We may never know the name of the person who pulled the trigger on Osama Bin Laden. But in coming days, we'll likely learn a lot about the various military entities that contributed to the raid that took him out. At National Journal, Marc Ambinder has a great backgrounder on the secret Joint Special Operations Command team that executed yesterday's mission:
Were it not for this high-value target, it might have been a routine mission for the specially trained and highly mythologized SEAL Team Six, officially called the Naval Special Warfare Development Group, but known even to the locals at their home base Dam Neck in Virginia as just DevGru.
This HVT was special, and the raids required practice, so they replicated the one-acre compound at Camp Alpha, a segregated section of Bagram Air Base. Trial runs were held in early April.

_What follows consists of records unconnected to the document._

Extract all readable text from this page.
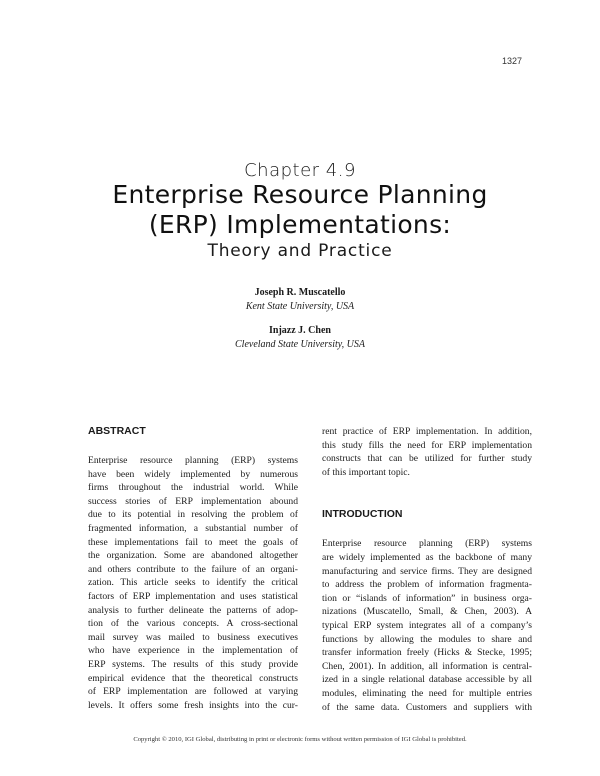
1327
Chapter 4.9
Enterprise Resource Planning
(ERP) Implementations:
Theory and Practice
Joseph R. Muscatello
Kent State University, USA
Injazz J. Chen
Cleveland State University, USA
ABSTRACT
Enterprise resource planning (ERP) systems
have been widely implemented by numerous
firms throughout the industrial world. While
success stories of ERP implementation abound
due to its potential in resolving the problem of
fragmented information, a substantial number of
these implementations fail to meet the goals of
the organization. Some are abandoned altogether
and others contribute to the failure of an organi-
zation. This article seeks to identify the critical
factors of ERP implementation and uses statistical
analysis to further delineate the patterns of adop-
tion of the various concepts. A cross-sectional
mail survey was mailed to business executives
who have experience in the implementation of
ERP systems. The results of this study provide
empirical evidence that the theoretical constructs
of ERP implementation are followed at varying
levels. It offers some fresh insights into the cur-
rent practice of ERP implementation. In addition,
this study fills the need for ERP implementation
constructs that can be utilized for further study
of this important topic.
INTRODUCTION
Enterprise resource planning (ERP) systems
are widely implemented as the backbone of many
manufacturing and service firms. They are designed
to address the problem of information fragmenta-
tion or “islands of information” in business orga-
nizations (Muscatello, Small, & Chen, 2003). A
typical ERP system integrates all of a company’s
functions by allowing the modules to share and
transfer information freely (Hicks & Stecke, 1995;
Chen, 2001). In addition, all information is central-
ized in a single relational database accessible by all
modules, eliminating the need for multiple entries
of the same data. Customers and suppliers with
Copyright © 2010, IGI Global, distributing in print or electronic forms without written permission of IGI Global is prohibited.
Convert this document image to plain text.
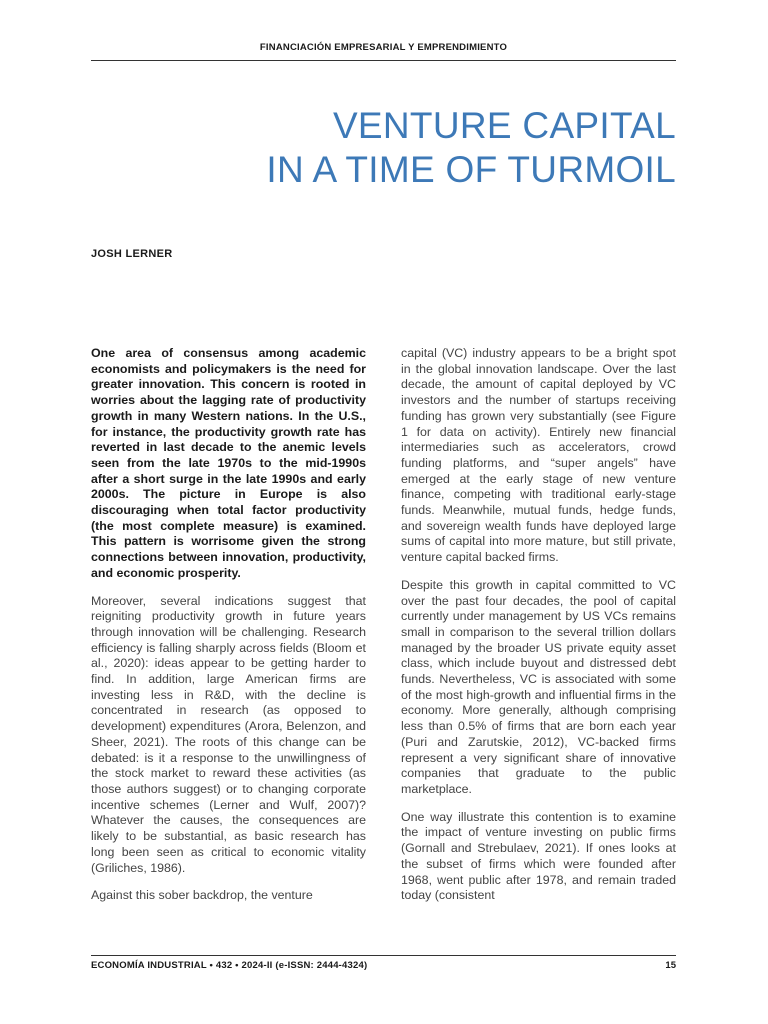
FINANCIACIÓN EMPRESARIAL Y EMPRENDIMIENTO
VENTURE CAPITAL
IN A TIME OF TURMOIL
JOSH LERNER

One area of consensus among academic economists and policymakers is the need for greater innovation. This concern is rooted in worries about the lagging rate of productivity growth in many Western nations. In the U.S., for instance, the productivity growth rate has reverted in last decade to the anemic levels seen from the late 1970s to the mid-1990s after a short surge in the late 1990s and early 2000s. The picture in Europe is also discouraging when total factor productivity (the most complete measure) is examined. This pattern is worrisome given the strong connections between innovation, productivity, and economic prosperity.

Moreover, several indications suggest that reigniting productivity growth in future years through innovation will be challenging. Research efficiency is falling sharply across fields (Bloom et al., 2020): ideas appear to be getting harder to find. In addition, large American firms are investing less in R&D, with the decline is concentrated in research (as opposed to development) expenditures (Arora, Belenzon, and Sheer, 2021). The roots of this change can be debated: is it a response to the unwillingness of the stock market to reward these activities (as those authors suggest) or to changing corporate incentive schemes (Lerner and Wulf, 2007)? Whatever the causes, the consequences are likely to be substantial, as basic research has long been seen as critical to economic vitality (Griliches, 1986).

Against this sober backdrop, the venture

capital (VC) industry appears to be a bright spot in the global innovation landscape. Over the last decade, the amount of capital deployed by VC investors and the number of startups receiving funding has grown very substantially (see Figure 1 for data on activity). Entirely new financial intermediaries such as accelerators, crowd funding platforms, and “super angels” have emerged at the early stage of new venture finance, competing with traditional early-stage funds. Meanwhile, mutual funds, hedge funds, and sovereign wealth funds have deployed large sums of capital into more mature, but still private, venture capital backed firms.

Despite this growth in capital committed to VC over the past four decades, the pool of capital currently under management by US VCs remains small in comparison to the several trillion dollars managed by the broader US private equity asset class, which include buyout and distressed debt funds. Nevertheless, VC is associated with some of the most high-growth and influential firms in the economy. More generally, although comprising less than 0.5% of firms that are born each year (Puri and Zarutskie, 2012), VC-backed firms represent a very significant share of innovative companies that graduate to the public marketplace.

One way illustrate this contention is to examine the impact of venture investing on public firms (Gornall and Strebulaev, 2021). If ones looks at the subset of firms which were founded after 1968, went public after 1978, and remain traded today (consistent

ECONOMÍA INDUSTRIAL • 432 • 2024-II (e-ISSN: 2444-4324)	15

DevGru belongs to the Joint Special Operations Command, an extraordinary and unusual collection of classified standing task forces and special-missions units. They report to the president and operate worldwide based on the legal (or extra-legal) premises of classified presidential directives. Though the general public knows about the special SEALs and their brothers in Delta Force, most JSOC missions never leak. We only hear about JSOC when something goes bad (a British aid worker is accidentally killed) or when something really big happens (a merchant marine captain is rescued at sea), and even then, the military remains especially sensitive about their existence. Several dozen JSOC operatives have died in Pakistan over the past several years. Their names are released by the Defense Department in the usual manner, but with a cover story—generally, they were killed in training accidents in eastern Afghanistan. That's the code.